Tout commence souvent par une rencontre avec un garçon, ou une amitié toxique. C’est le cas de Léa, âgée de 13 ans à l’époque, à qui sa meilleure amie promettait « la belle vie » et « l’argent ». Jusqu’à ce qu’elles fuguent ensemble et qu’elle soit victime d’un viol. « Je suis devenue une autre fille, je ne me reconnaissais plus moi-même », dit-elle.
C’est après qu’elle va commencer à mettre des annonces sur un site, encouragée par son amie. Chaque jour elle se rend dans un hôtel où elle rencontre « parfois cinq à dix » clients âgés entre 20 et 50 ans. « J’étais contente de pouvoir m’acheter mes vêtements toute seule, comme une grande », » j’étais dans un autre monde », confie-t-elle.
Obtenir de l’argent facilement pour se sentir adulte est souvent l’un des aspects qui pousse ces jeunes filles. « Au début, c’est volontaire, mais assez vite, on se rend compte qu’elles sont prises dans un engrenage », explique Armelle le Bigot-Macaux, présidente d’Agir contre la prostitution des enfants, seule association en France qui traite de la question.

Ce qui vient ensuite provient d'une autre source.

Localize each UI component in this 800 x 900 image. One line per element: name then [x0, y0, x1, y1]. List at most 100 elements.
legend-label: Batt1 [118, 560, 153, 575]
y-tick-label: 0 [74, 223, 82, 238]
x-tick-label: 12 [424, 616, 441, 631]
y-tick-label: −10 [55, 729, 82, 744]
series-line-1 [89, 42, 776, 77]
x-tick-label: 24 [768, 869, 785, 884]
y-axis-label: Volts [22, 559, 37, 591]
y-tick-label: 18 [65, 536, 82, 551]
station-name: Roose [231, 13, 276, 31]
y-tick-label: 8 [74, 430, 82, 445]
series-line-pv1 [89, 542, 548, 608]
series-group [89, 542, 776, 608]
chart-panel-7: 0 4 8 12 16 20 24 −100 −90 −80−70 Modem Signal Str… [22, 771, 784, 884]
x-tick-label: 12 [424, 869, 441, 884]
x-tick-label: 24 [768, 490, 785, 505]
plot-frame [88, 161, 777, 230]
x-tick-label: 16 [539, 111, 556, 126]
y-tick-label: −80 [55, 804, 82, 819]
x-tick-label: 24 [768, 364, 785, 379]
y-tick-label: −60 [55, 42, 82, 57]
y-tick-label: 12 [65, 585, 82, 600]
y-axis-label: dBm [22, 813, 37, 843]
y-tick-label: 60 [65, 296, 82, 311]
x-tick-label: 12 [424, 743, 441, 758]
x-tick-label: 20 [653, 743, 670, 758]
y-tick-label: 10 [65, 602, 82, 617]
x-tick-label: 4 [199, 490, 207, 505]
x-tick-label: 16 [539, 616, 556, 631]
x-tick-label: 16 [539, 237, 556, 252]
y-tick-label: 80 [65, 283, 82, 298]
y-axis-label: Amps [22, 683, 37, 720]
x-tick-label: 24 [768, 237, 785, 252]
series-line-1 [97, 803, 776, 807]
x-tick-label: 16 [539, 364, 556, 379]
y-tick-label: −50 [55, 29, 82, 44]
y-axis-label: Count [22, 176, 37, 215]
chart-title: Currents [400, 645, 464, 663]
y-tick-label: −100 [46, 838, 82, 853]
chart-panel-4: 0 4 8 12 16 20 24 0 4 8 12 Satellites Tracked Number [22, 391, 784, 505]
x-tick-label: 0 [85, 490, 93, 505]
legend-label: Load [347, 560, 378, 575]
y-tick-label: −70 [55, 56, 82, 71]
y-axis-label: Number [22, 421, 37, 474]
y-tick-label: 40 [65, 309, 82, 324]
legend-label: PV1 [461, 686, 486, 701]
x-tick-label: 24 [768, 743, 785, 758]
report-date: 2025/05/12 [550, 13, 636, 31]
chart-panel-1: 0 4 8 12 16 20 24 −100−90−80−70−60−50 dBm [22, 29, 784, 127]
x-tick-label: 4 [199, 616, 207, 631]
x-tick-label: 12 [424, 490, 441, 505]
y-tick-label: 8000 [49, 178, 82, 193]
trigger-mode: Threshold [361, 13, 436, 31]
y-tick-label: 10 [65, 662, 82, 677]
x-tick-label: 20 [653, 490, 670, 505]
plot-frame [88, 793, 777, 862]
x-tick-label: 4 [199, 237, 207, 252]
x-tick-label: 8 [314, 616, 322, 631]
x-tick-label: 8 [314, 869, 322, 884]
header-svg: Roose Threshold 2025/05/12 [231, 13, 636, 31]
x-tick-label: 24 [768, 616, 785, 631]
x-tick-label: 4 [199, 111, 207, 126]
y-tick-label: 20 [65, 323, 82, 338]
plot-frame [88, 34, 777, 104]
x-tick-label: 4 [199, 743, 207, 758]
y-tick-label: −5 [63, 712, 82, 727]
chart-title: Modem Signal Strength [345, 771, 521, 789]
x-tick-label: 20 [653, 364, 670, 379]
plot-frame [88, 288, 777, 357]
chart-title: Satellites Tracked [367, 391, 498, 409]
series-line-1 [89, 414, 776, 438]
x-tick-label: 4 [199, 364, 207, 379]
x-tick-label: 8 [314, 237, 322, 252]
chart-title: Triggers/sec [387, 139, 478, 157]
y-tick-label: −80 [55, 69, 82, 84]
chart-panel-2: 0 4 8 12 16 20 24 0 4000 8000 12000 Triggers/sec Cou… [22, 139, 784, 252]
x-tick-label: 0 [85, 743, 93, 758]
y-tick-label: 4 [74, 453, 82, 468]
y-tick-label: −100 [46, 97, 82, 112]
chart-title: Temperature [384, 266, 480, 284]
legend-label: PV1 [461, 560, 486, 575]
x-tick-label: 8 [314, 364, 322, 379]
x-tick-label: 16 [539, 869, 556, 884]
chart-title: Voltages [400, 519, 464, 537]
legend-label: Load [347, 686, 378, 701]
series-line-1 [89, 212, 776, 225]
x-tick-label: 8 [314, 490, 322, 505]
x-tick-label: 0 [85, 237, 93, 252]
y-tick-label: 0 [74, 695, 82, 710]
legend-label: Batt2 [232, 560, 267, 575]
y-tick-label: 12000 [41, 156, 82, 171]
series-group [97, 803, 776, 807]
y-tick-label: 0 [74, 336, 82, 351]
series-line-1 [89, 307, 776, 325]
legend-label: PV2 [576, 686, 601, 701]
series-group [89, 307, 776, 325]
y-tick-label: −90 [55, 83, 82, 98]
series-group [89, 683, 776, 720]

« Votre fille est une pute, il faut vous y faire »
Elle raconte comment son proxénète, à peine plus âgé qu’elle, commencera à la droguer pour abuser d’elle. « Je me réveillais couverte de bleus », se souvient l’adolescente. Elle s’enfuira pour retourner chez sa mère, qui n’a jamais cessé de la chercher. Parce que c’est aussi cela que montre le documentaire, l’angoisse et le profond désarroi des parents qui ont eux-mêmes du mal à trouver de l’aide. Depuis leur maison d’une banlieue pavillonnaire parisienne, les parents d’Océane, 15 ans, continuent d’essayer de retrouver leur fille en scrutant les sites d’annonces de prostituées.
Au départ, la plupart croient à une banale crise d’ado lorsqu’ils assistent au changement de look de leur enfant et à un certain repli sur soi. Jusqu’aux disparitions. « Ecoutez, elle est partie volontairement, on ne peut pas faire grand-chose », répond un agent de police lorsque la mère d’Inès, 15 ans, vient signaler une fugue. Elle met un mouchard dans le téléphone de sa fille, et apporte des preuves de sa prostitution à la police qui lui répond : « Votre fille est une pute, il faut vous y faire. » Comment expliquer alors une telle inertie ? En France, la prostitution n’est pas un délit, seuls les clients sont pénalisés depuis la loi du 13 avril 2016.
Pour Hélène David, directrice adjointe de l’association Charonne, sont en cause une société hyper-sexualisée et le pouvoir des réseaux sociaux. « Nous avons besoin d’une culture qui valorise les jeunes adolescentes et au niveau des valeurs qu’on leur propose il faut qu’elles soient valorisées par d’autres choses que par leur cul, leurs seins, et leur sexe », insiste-t-elle. Quelques temps après être rentrées dans leur famille respective, Léa et Océane ont recommencé à se prostituer. Léa, qui parle d’une « tentation » très forte a disparu le jour de sa rentrée au collège. Océane, elle, est pour l’instant revenue chez sa famille.
Jeunesse à vendre, à 20h55 sur France 5, le mercredi 18 avril, et disponible en replay.